HANI 2026: Tak Hanya Menangkap, Polda Kaltim Kini Gencarkan Rehabilitasi Penyalahguna Narkoba
BALIKPAPAN, Metrokaltim.com – Memperingati Hari Anti Narkotika Internasional (HANI) 2026, Direktorat Reserse Narkoba (Ditresnarkoba) Polda Kalimantan Timur mengubah paradigma penanganan tindak pidana narkotika. Jika sebelumnya lebih berfokus pada penegakan hukum, kini pendekatan yang diterapkan dilakukan secara lebih komprehensif melalui pencegahan, penindakan, dan rehabilitasi.
Perubahan strategi tersebut merupakan tindak lanjut arahan Kapolda Kalimantan Timur agar penanganan kasus narkotika tidak hanya berorientasi pada proses hukum, tetapi juga memberikan dampak nyata bagi masyarakat.
Direktur Reserse Narkoba Polda Kaltim, Kombes Pol Romylus Tamtelahitu, mengatakan sejak awal 2026 pihaknya menerapkan tiga strategi yang saling terintegrasi. Strategi tersebut meliputi edukasi secara masif mengenai bahaya penyalahgunaan narkoba, preventive strike untuk mempersempit ruang gerak peredaran gelap narkotika, serta penguatan layanan rehabilitasi bagi penyalahguna.
“Salah satu implementasi strategi preventive strike adalah evaluasi Program Kampung Bebas Narkoba,” kata Romylus, Jumat (26/6/2026).
Program Kampung Bebas Narkoba yang pertama kali diluncurkan pada 2023 di kawasan Jalan Pesut kini dievaluasi secara menyeluruh. Ditresnarkoba bersama jajaran Polresta melakukan peninjauan langsung ke posko-posko Kampung Bebas Narkoba yang berada di kantor kelurahan, sekaligus berdialog dengan lurah, ketua RT, Babinsa, dan Bhabinkamtibmas.
Menurut Romylus, keberhasilan program tersebut ke depan tidak hanya bergantung pada aparat kepolisian, tetapi juga membutuhkan keterlibatan aktif masyarakat.
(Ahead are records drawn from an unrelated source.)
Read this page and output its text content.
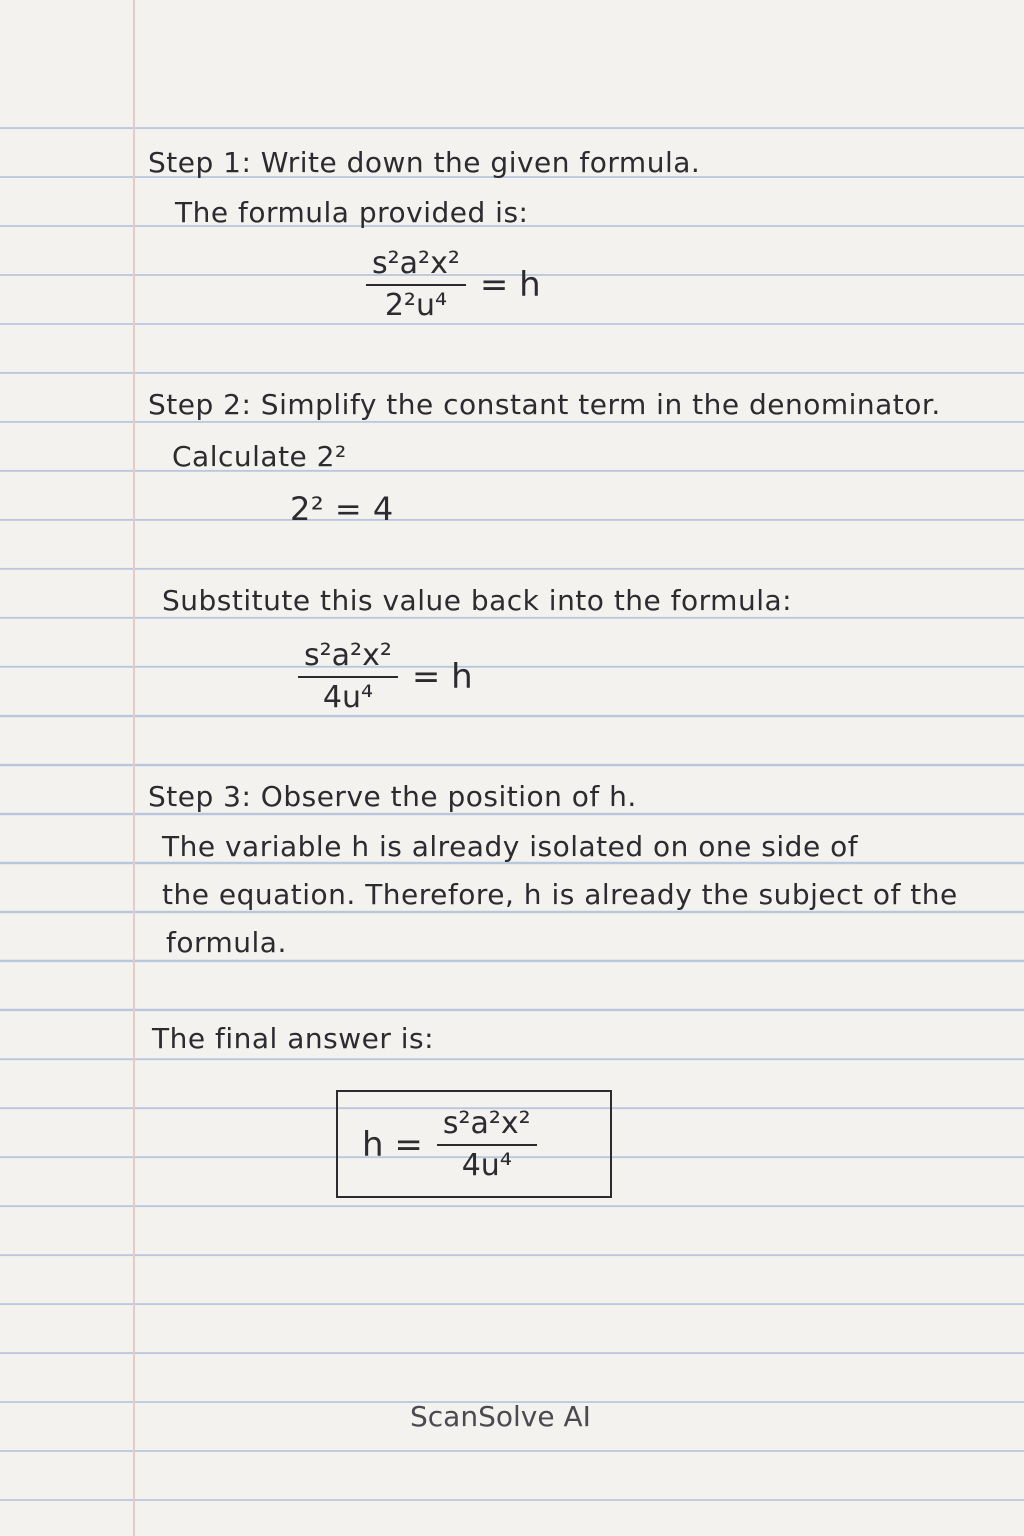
Step 1: Write down the given formula.
The formula provided is:
$\frac{\text{s²a²x²}}{\text{2²u⁴}} = h$
Step 2: Simplify the constant term in the denominator.
Calculate 2²
2² = 4
Substitute this value back into the formula:
$\frac{\text{s²a²x²}}{\text{4u⁴}} = h$
Step 3: Observe the position of h.
The variable h is already isolated on one side of
the equation. Therefore, h is already the subject of the
formula.
The final answer is:
$h = \frac{\text{s²a²x²}}{\text{4u⁴}}$
ScanSolve AI
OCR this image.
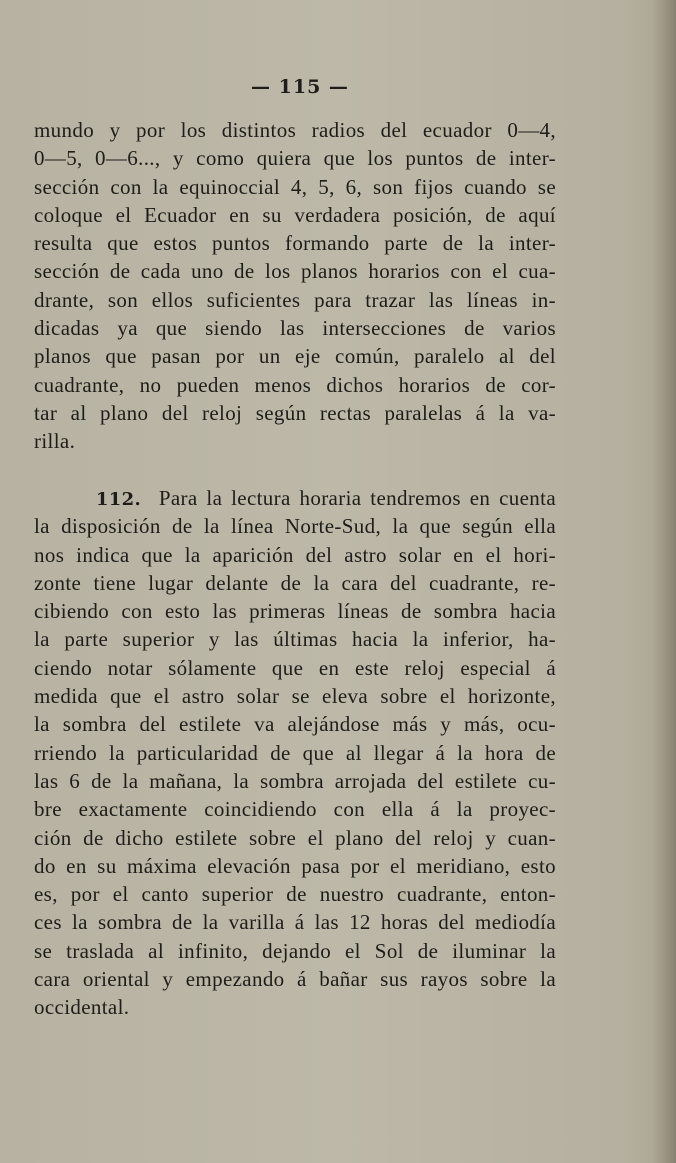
— 115 —
mundo y por los distintos radios del ecuador 0—4,
0—5, 0—6..., y como quiera que los puntos de inter-
sección con la equinoccial 4, 5, 6, son fijos cuando se
coloque el Ecuador en su verdadera posición, de aquí
resulta que estos puntos formando parte de la inter-
sección de cada uno de los planos horarios con el cua-
drante, son ellos suficientes para trazar las líneas in-
dicadas ya que siendo las intersecciones de varios
planos que pasan por un eje común, paralelo al del
cuadrante, no pueden menos dichos horarios de cor-
tar al plano del reloj según rectas paralelas á la va-
rilla.
112. Para la lectura horaria tendremos en cuenta
la disposición de la línea Norte-Sud, la que según ella
nos indica que la aparición del astro solar en el hori-
zonte tiene lugar delante de la cara del cuadrante, re-
cibiendo con esto las primeras líneas de sombra hacia
la parte superior y las últimas hacia la inferior, ha-
ciendo notar sólamente que en este reloj especial á
medida que el astro solar se eleva sobre el horizonte,
la sombra del estilete va alejándose más y más, ocu-
rriendo la particularidad de que al llegar á la hora de
las 6 de la mañana, la sombra arrojada del estilete cu-
bre exactamente coincidiendo con ella á la proyec-
ción de dicho estilete sobre el plano del reloj y cuan-
do en su máxima elevación pasa por el meridiano, esto
es, por el canto superior de nuestro cuadrante, enton-
ces la sombra de la varilla á las 12 horas del mediodía
se traslada al infinito, dejando el Sol de iluminar la
cara oriental y empezando á bañar sus rayos sobre la
occidental.
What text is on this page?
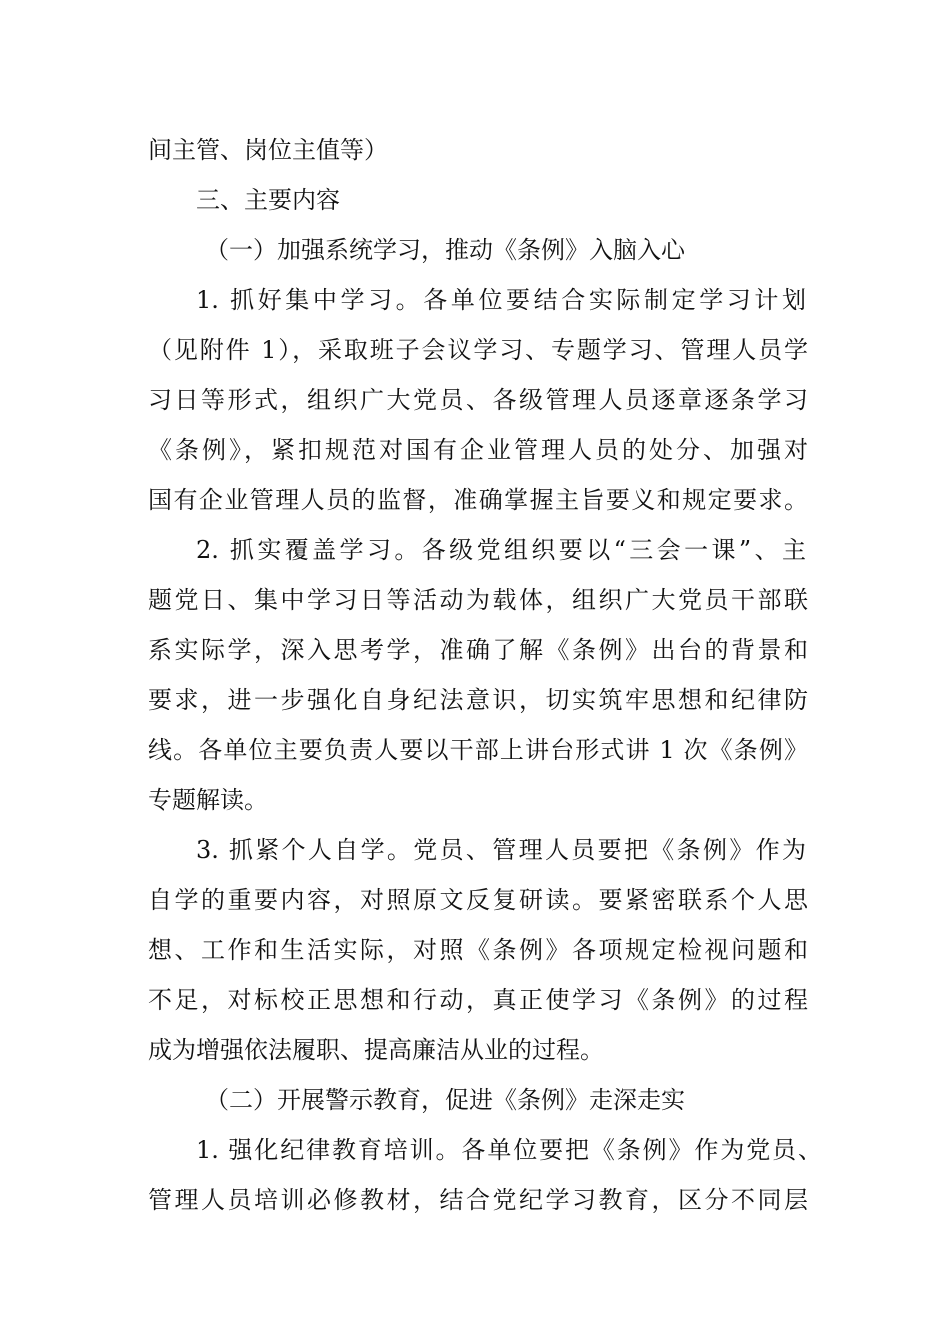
间主管、岗位主值等）
三、主要内容
（一）加强系统学习，推动《条例》入脑入心
1. 抓好集中学习。各单位要结合实际制定学习计划
（见附件 1），采取班子会议学习、专题学习、管理人员学
习日等形式，组织广大党员、各级管理人员逐章逐条学习
《条例》，紧扣规范对国有企业管理人员的处分、加强对
国有企业管理人员的监督，准确掌握主旨要义和规定要求。
2. 抓实覆盖学习。各级党组织要以“三会一课”、主
题党日、集中学习日等活动为载体，组织广大党员干部联
系实际学，深入思考学，准确了解《条例》出台的背景和
要求，进一步强化自身纪法意识，切实筑牢思想和纪律防
线。各单位主要负责人要以干部上讲台形式讲 1 次《条例》
专题解读。
3. 抓紧个人自学。党员、管理人员要把《条例》作为
自学的重要内容，对照原文反复研读。要紧密联系个人思
想、工作和生活实际，对照《条例》各项规定检视问题和
不足，对标校正思想和行动，真正使学习《条例》的过程
成为增强依法履职、提高廉洁从业的过程。
（二）开展警示教育，促进《条例》走深走实
1. 强化纪律教育培训。各单位要把《条例》作为党员、
管理人员培训必修教材，结合党纪学习教育，区分不同层
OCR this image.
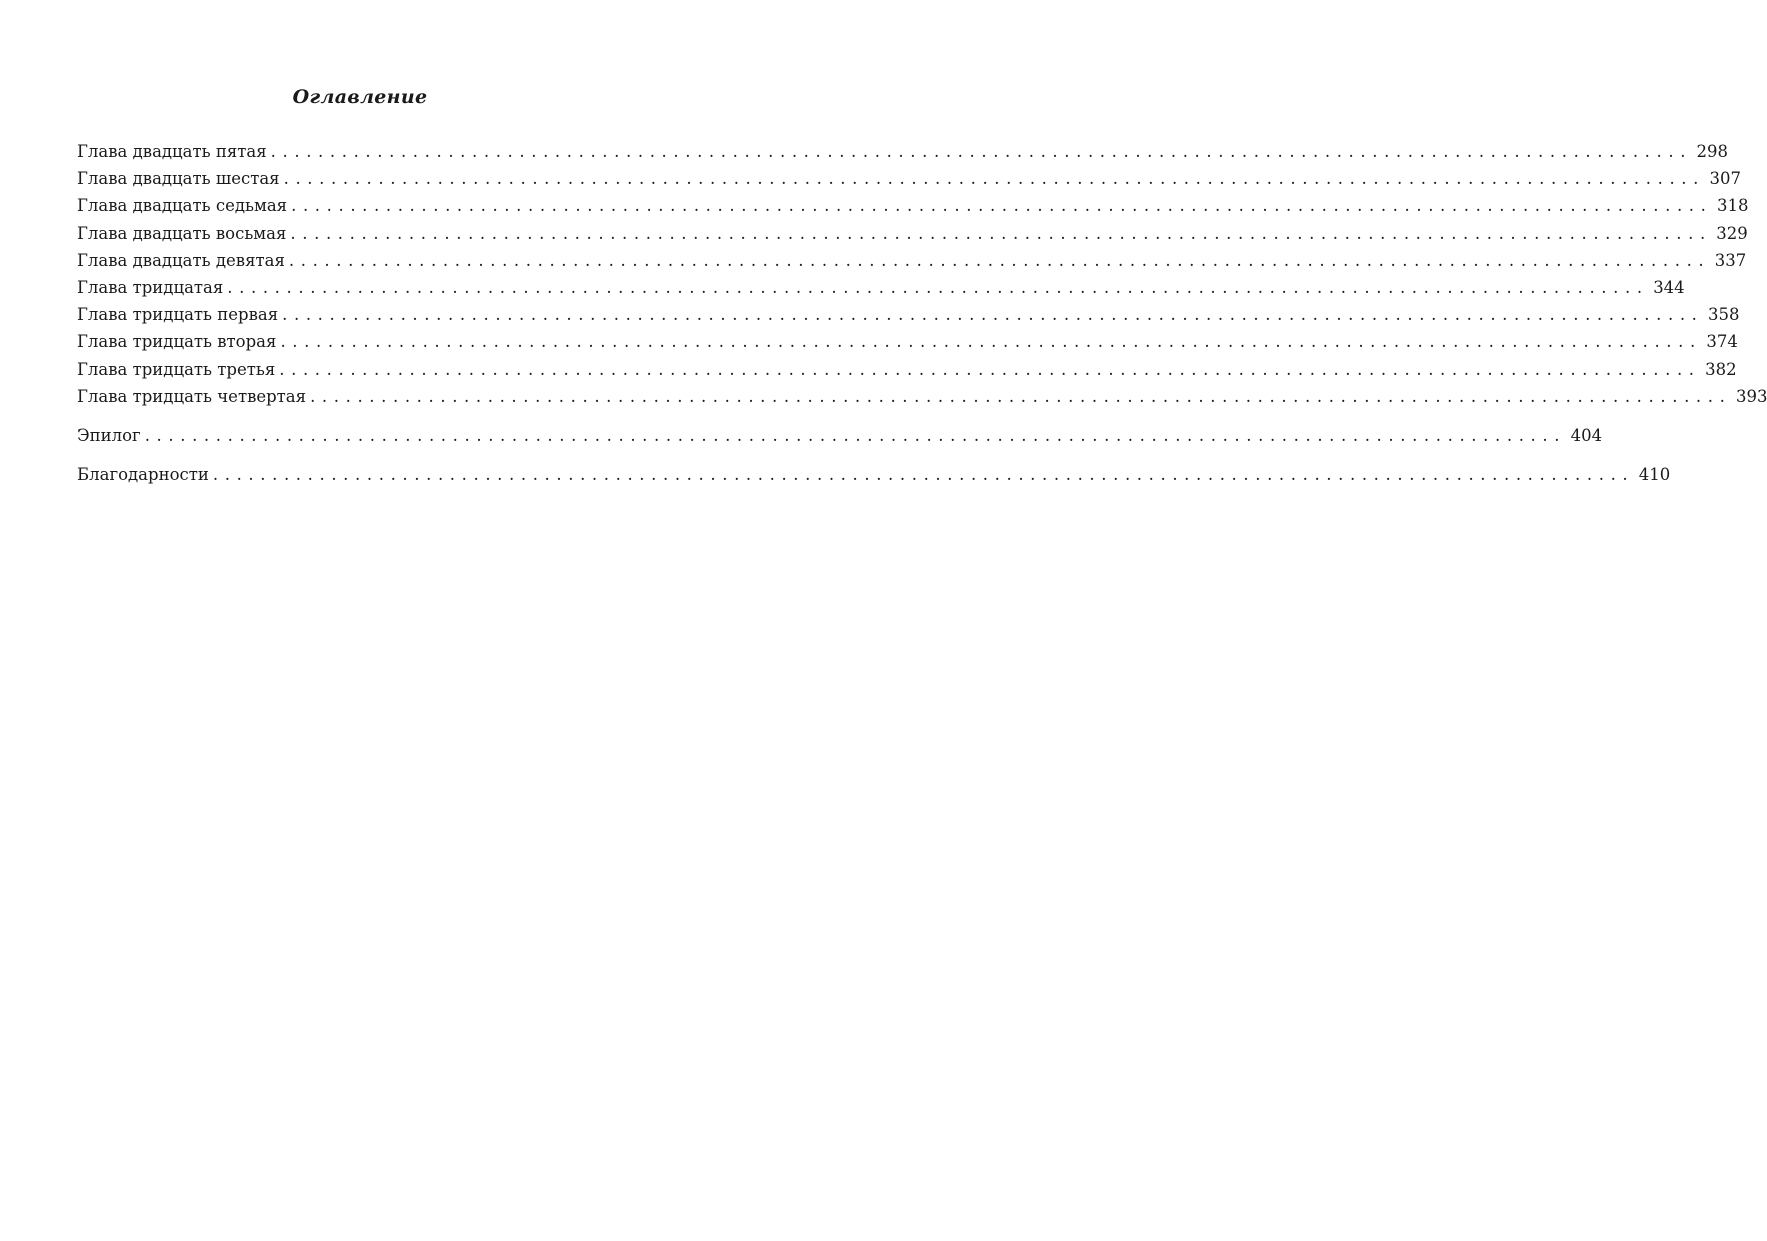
Оглавление
Глава двадцать пятая ........................................................................................................................ 298
Глава двадцать шестая ........................................................................................................................ 307
Глава двадцать седьмая ........................................................................................................................ 318
Глава двадцать восьмая ........................................................................................................................ 329
Глава двадцать девятая ........................................................................................................................ 337
Глава тридцатая ........................................................................................................................ 344
Глава тридцать первая ........................................................................................................................ 358
Глава тридцать вторая ........................................................................................................................ 374
Глава тридцать третья ........................................................................................................................ 382
Глава тридцать четвертая ........................................................................................................................ 393
Эпилог ........................................................................................................................ 404
Благодарности ........................................................................................................................ 410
“Kampung Bebas Narkoba diharapkan menjadi gerakan bersama dalam menciptakan lingkungan yang aman dari penyalahgunaan maupun peredaran gelap narkotika,” ujarnya.
Selain memperkuat upaya pencegahan, Ditresnarkoba Polda Kaltim juga memberikan perhatian khusus kepada kelompok rentan, terutama anak dan perempuan. Dalam penanganan Anak yang Berhadapan dengan Hukum (ABH), proses pemeriksaan dilakukan dengan prosedur khusus yang berbeda dengan penanganan terhadap tersangka dewasa.
Sebagai bentuk komitmen terhadap perlindungan kelompok rentan, Polda Kaltim juga tengah menyiapkan ruang pemeriksaan yang ramah anak dan ramah perempuan sehingga proses hukum tetap mengedepankan perlindungan hak-hak mereka.
Di sisi lain, penguatan pendekatan rehabilitasi dilakukan melalui reaktivasi Institusi Penerima Wajib Lapor (IPWL). Dari total 35 IPWL yang tersebar di Kalimantan Timur, sebagian besar selama ini belum beroperasi secara optimal.
Untuk mengatasi hal tersebut, Ditresnarkoba Polda Kaltim bekerja sama dengan Dinas Kesehatan Provinsi Kalimantan Timur mengaktifkan kembali seluruh IPWL. Program yang telah berjalan sekitar tiga pekan tersebut mulai menunjukkan hasil.
“Untuk pertama kalinya sejak 2011, kami berhasil merujuk seorang penyalahguna narkotika melalui mekanisme rehabilitasi wajib ke Puskesmas Mekarsari, Balikpapan. Sebelumnya, fasilitas kesehatan tersebut hanya melayani rehabilitasi secara sukarela,” ungkap Romylus.
Ia berharap keberhasilan tersebut menjadi langkah awal dalam menghidupkan kembali seluruh IPWL di Kalimantan Timur sekaligus memperkuat upaya penyelamatan penyalahguna narkotika melalui pendekatan rehabilitatif.
“Pendekatan ini sejalan dengan semangat keadilan restoratif yang kini dikedepankan dalam penanganan kasus narkotika,” tutupnya.